Furthermore, AB5 essentially picks winners and losers; large swaths of independent contractors are exempt, while others have restrictions, and still others are not exempt at all. Among those exempt include: “insurance brokers, doctors, dentists, lawyers, architects, engineers, private investigators, accountants, investment agents, salespeople, commercial fishermen, and real estate agents.” Among those partially exempt include journalists and freelance media-makers such as photographers, but they are now limited in their number of contributions to 35 items per year. Those industries not exempt at all include Uber and Lyft, companies who successfully arose as alternative transportation options during the rise of the gig economy.

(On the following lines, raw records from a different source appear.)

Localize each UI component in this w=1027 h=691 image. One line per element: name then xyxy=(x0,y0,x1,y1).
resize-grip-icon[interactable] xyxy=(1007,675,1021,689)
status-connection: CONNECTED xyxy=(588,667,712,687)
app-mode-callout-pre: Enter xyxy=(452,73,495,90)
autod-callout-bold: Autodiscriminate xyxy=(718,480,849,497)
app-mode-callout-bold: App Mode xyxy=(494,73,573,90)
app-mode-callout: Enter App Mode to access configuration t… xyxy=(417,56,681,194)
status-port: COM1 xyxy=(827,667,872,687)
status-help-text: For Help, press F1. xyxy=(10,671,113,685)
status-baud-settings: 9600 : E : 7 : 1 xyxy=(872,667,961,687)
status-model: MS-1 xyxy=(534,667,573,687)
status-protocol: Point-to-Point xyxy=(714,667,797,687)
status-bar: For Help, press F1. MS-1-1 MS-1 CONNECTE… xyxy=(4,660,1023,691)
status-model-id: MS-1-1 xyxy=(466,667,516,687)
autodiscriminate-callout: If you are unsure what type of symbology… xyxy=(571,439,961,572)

And yet, there are really no winners here. Certain industries are exempt, but there’s no justification to do that from a logical point of view. The sole reason why some have an exemption is because they have too strong of a lobby or union presence — which is an irrational justification. There will also be a never-ending succession of lawsuits, as workers try to avoid being treated as an employee. The only winners will be the lawyers.
The gig economy has proven to be a resourceful alternative for workers who seek a myriad of benefits, including work independence, flexible schedules, side money, and increased quality of work-life balance. Now that the economy has recovered from the anemic and over-regulated Obama years, governments such as California are happy to cash in on its success while strangling its workers and businesses with unnecessary, burdensome measures. AB5 will ultimately weaken the economy and destroy some businesses in its wake.